Но сегодня я держал ее в руках, старик; я держал ее в руках минуту, славную и бесконечную минуту — столько времени ей потребовалось, чтобы успокоиться и перестать плакать по бедняжке Сегисмону и дрожать.
Бедняжке Сегисмону? Я еле сдержал смех. Ну и путь же ты прошел: от Сегисмундо Великого до бедняжки Сегисмона. Что Юлиана о тебе знает? Ничего. Она познакомилась с тобой, когда ты уже заболел, и пускай тогда ты говорил еще связно и делился с ней беспорядочными воспоминаниями, я не думаю, что ты поведал ей о годах своего делового успеха, скоропостижном падении, тюремном заключении, полном крахе. И уж тем более ты вряд ли ей рассказывал о своей семейной жизни — о том, каким мужем и отцом ты был. Она знает тебя только с подсвеченной стороны, но не с теневой. Она думает, что ты бедняжка Сегисмон — хороший человек, которого недуг несправедливо настиг в последние годы жизни, этакий олененок, заслуживающий комфортной жизни, заботы и ласки.

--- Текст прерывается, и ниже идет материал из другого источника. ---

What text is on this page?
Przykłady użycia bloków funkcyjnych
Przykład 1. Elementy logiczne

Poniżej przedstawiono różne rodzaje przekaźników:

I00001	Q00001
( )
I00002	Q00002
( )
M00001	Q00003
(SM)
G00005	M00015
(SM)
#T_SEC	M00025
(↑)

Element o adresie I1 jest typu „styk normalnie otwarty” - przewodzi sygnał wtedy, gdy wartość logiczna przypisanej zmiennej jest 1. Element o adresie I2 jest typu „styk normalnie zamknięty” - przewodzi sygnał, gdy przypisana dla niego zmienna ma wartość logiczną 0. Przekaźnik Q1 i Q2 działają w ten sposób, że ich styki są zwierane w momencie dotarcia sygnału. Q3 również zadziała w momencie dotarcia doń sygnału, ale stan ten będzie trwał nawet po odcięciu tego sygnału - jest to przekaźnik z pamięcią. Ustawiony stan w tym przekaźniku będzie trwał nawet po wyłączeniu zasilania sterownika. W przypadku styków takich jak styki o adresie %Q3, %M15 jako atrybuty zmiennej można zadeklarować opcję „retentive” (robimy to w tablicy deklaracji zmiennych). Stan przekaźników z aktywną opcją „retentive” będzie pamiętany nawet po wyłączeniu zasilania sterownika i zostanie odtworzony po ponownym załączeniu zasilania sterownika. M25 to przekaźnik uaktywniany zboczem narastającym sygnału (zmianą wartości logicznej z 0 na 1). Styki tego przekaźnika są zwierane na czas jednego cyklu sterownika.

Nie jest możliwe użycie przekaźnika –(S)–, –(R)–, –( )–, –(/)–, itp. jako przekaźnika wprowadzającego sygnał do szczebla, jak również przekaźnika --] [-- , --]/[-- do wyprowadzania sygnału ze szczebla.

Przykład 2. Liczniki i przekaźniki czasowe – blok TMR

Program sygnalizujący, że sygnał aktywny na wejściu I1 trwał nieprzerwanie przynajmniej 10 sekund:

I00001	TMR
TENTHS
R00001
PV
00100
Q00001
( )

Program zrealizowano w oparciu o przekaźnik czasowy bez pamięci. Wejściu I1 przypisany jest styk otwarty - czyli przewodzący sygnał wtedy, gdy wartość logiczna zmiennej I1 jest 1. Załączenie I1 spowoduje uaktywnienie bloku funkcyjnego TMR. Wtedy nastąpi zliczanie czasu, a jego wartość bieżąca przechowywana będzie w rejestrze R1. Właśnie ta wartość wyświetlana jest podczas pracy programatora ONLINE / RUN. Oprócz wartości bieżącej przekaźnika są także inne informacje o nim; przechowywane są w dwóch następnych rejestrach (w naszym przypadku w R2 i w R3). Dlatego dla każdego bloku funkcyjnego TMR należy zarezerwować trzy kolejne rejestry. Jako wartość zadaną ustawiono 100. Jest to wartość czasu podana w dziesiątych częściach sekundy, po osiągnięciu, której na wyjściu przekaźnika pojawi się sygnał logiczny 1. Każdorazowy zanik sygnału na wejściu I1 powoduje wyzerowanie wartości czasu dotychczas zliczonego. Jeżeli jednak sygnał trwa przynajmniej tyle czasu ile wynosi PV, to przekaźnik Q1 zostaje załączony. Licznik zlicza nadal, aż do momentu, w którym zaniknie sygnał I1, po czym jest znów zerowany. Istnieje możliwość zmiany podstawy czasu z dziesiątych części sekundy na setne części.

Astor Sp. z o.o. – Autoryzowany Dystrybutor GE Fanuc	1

Слушая ее лепет сквозь слезы, я хотел поговорить с ней о тебе. Порассказать ей всякие истории, но не о бедняжке Сегисмоне, а о Сегисмундо Великом. Или просто о Сегисмундо Гарсии, каким ты был еще до первой клиники. Я хотел сказать ей: нет, ты не заслуживаешь ее слез и тревоги, не заслуживаешь ее ласки, материнских слов, ее любви и вообще всего, что она тебе дает при своей безграничной щедрости. Что ты не заслуживаешь тепла и даже опеки не заслуживаешь. Что ты был сорняком. Паршивым мужем, паршивым отцом, паршивым предпринимателем. Что даже она, при всей своей доброте, презирала бы тебя, если бы знала хоть толику твоих приключений. Если бы она только представляла, за кем ухаживает.
Но ты не ошибся, старик: болезнь тебя и правда освободила. Болезнь стерла все — и для тебя, и для других. Болезнь — это амнистия, она облагораживает даже самую гадкую пиявку. В домах престарелых и парках полно румяных стариков, которые тепло обнимают своих жен, мирно улыбаются своим детям и разрешают чистить себе зубы, и никто даже не догадывается, что еще несколько лет назад они били этих жен, ходили к шлюхам и наживались на бедных семьях. Болезнь тебя приручила и сделала хорошим, превратила в бедняжку Сегисмона. Обнулила твою историю. Тебе все простилось. Болезнь уберегла тебя от взыскания оставшихся долгов, от необходимости и дальше, после тюрьмы, платить за свои ошибки. Болезнь лишила меня права что-то от тебя требовать, возможности свести с тобой счеты; мне только и остается, что плеваться ядом, а он от тебя отскакивает.
Конечно, я ничего ей не рассказал. Я не хотел, чтобы она увидела меня злым, прогнившим от обиды, завидующим старику; я не хотел, чтобы она знала: я настолько несчастен, что готов отравлять память об уже беззащитном, уже невинном человеке. Когда я разговаривал о тебе с Сегисом, мной двигал тот же импульс.
Пускай она все увидит сама. Покажи ей немного себя, настоящего Сегисмундо Гарсию. Пускай она узнает, каким был ее бедняжка Сегисмон, которому она дарила свою любовь все эти годы. Вот почему я отвел ее в «Рай».